Looking into the Crystal Ball: What Does 2013 Have in Stock for the UCC Market?
As the new year approaches, we are all trying to predict what it will be like for the unified communications and collaboration (UCC) market and the information and communications (ICT) industry as a whole. We wish to know what tools and technologies will best resonate with end users and what decision-makers who hold the company budget will choose to invest in.
With flailing European economies, concerns about the Chinese markets, and a fiscal cliff threatening a recession in the U.S. and neighboring countries, the North American UCC market must prepare for an uphill battle in 2013.
The UCC industry is also morphing from within as technologies mature and converge. While technologies are evolving faster than ever before, disruptive innovation is becoming rarer and harder to accomplish.
Moreover, businesses have become more conservative in their technology investment practices under pressure from more frequent economic downturns and the need for greater caution in aligning their ICT roadmap with continually evolving technologies. To an extent, rapid technology evolution is slowing down mainstream technology adoption.
There are, however, pockets of the UCC market where technology adoption is on the rise, primarily where UCC solutions most effectively address specific IT or end-user pain points or broader mega trends.
Here follow some highlights from recent Frost & Sullivan surveys of North American C-level decision makers and IT management that provide a glimpse of what 2013 is going to be like for the UCC market.
Budgets: Sixty-five percent of respondents expect budgets to stay the same in the coming year; only 35 percent expect an increase. More recent macro-economic developments may further shifts budget plans toward the more conservative end.
IT Operational Challenges: Less than half of the respondents believe that their IT infrastructure allows them to work more efficiently. Less than a third believe that they are able to make effective technology investments and that their IT and business strategies are well aligned. Only 20 percent state that their IT staff is able to work on more strategic projects.
Technology Challenges: Devising and implementing a mobile strategy and leveraging social media in the enterprise and with customers rank as most important among technology challenges.
Consumerization of IT: The vast majority of respondent organizations (71 percent) allow the use of consumer devices and applications in the enterprise, even though only 44 percent provide full or partial support for these tools.
Organizational Transformation: Currently, 26 percent of the respondent organizations’ workforce is either mobile or remote. Within the next five years, this percentage is expected to increase to 32 percent.

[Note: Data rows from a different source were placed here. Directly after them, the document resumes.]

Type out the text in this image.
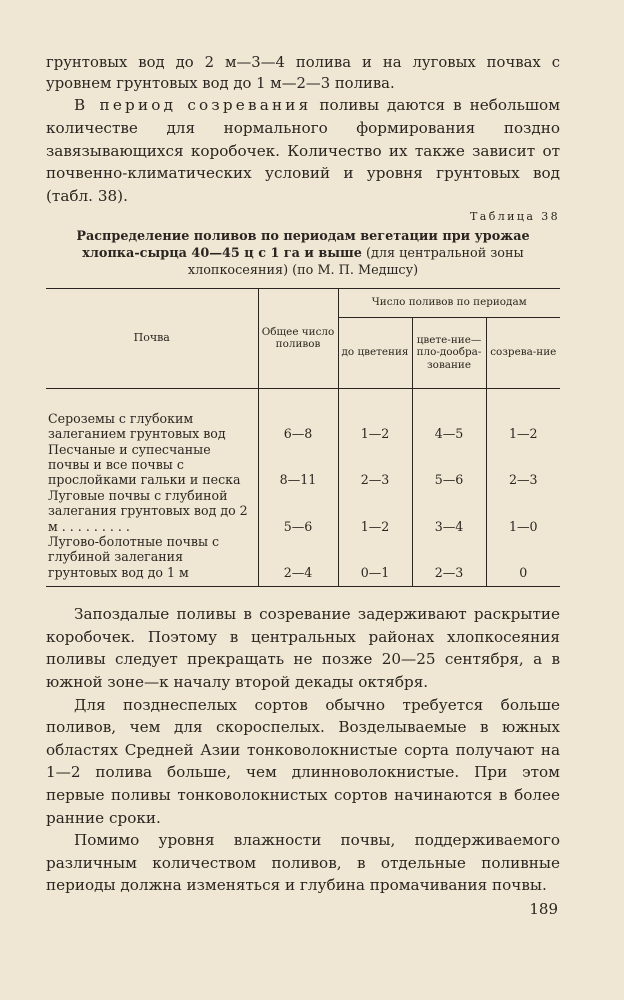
грунтовых вод до 2 м—3—4 полива и на луговых почвах с уровнем грунтовых вод до 1 м—2—3 полива.

В период созревания поливы даются в небольшом количестве для нормального формирования поздно завязывающихся коробочек. Количество их также зависит от почвенно-климатических условий и уровня грунтовых вод (табл. 38).

Таблица 38

Распределение поливов по периодам вегетации при урожае хлопка-сырца 40—45 ц с 1 га и выше (для центральной зоны хлопкосеяния) (по М. П. Медшсу)

Почва	Общее число поливов	Число поливов по периодам		
		до цветения	цвете-ние—пло-дообра-зование	созрева-ние
Сероземы с глубоким залеганием грунтовых вод	6—8	1—2	4—5	1—2
Песчаные и супесчаные почвы и все почвы с прослойками гальки и песка	8—11	2—3	5—6	2—3
Луговые почвы с глубиной залегания грунтовых вод до 2 м . . . . . . . . .	5—6	1—2	3—4	1—0
Лугово-болотные почвы с глубиной залегания грунтовых вод до 1 м	2—4	0—1	2—3	0

Запоздалые поливы в созревание задерживают раскрытие коробочек. Поэтому в центральных районах хлопкосеяния поливы следует прекращать не позже 20—25 сентября, а в южной зоне—к началу второй декады октября.

Для позднеспелых сортов обычно требуется больше поливов, чем для скороспелых. Возделываемые в южных областях Средней Азии тонковолокнистые сорта получают на 1—2 полива больше, чем длинноволокнистые. При этом первые поливы тонковолокнистых сортов начинаются в более ранние сроки.

Помимо уровня влажности почвы, поддерживаемого различным количеством поливов, в отдельные поливные периоды должна изменяться и глубина промачивания почвы.

189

Investment Criteria: Security and price rank much higher than any other investment criteria including technology maturity, cutting-edge features, and open standards.
Social Media: Social media tools are expected to see much greater increase in usage next year compared to any other applications, though increased usage is expected for all UCC tools surveyed.
Mobility: Tablets are likely to see the greatest increase in usage among all communications endpoints.
Video: Video conferencing is much more extensively used on desktop PCs and laptops than on room systems or telepresence solutions.
Infrastructure Optimization: Almost half (49 percent) of the respondents currently use multi-vendor technologies that are not integrated. Within two years, this percentage is expected to decline to 24 percent with the rest of businesses almost equally split between single-vendor solutions and more tightly integrated multi-vendor architectures. UCC virtualization is only now gaining traction.
Alternative Delivery Models: Currently, 25 percent of respondents use hosted services. More than half anticipate increased usage over the next 12 months. Also, 42 percent of non-users expect to deploy hosted services in the future.
Competitive Landscape: Macro-economic and industry-specific trends have combined to drive growing consolidation and considerable merger-and-acquisition (M&A) activity in the UCC market.
Overall, external and industry-specific forces have set the communications industry well on its way to becoming absorbed in the broader IT industry, which will have a profound impact on the industry’s ability to grow and generate profits in the future. This trend will determine the evolution of the UCC market in 2013, but more profound transformation will unfold in the years to come. However, pockets of disruptive innovation in mobile, social, visual, and cloud technologies will drive customer demand and industry growth both in the near and the long term.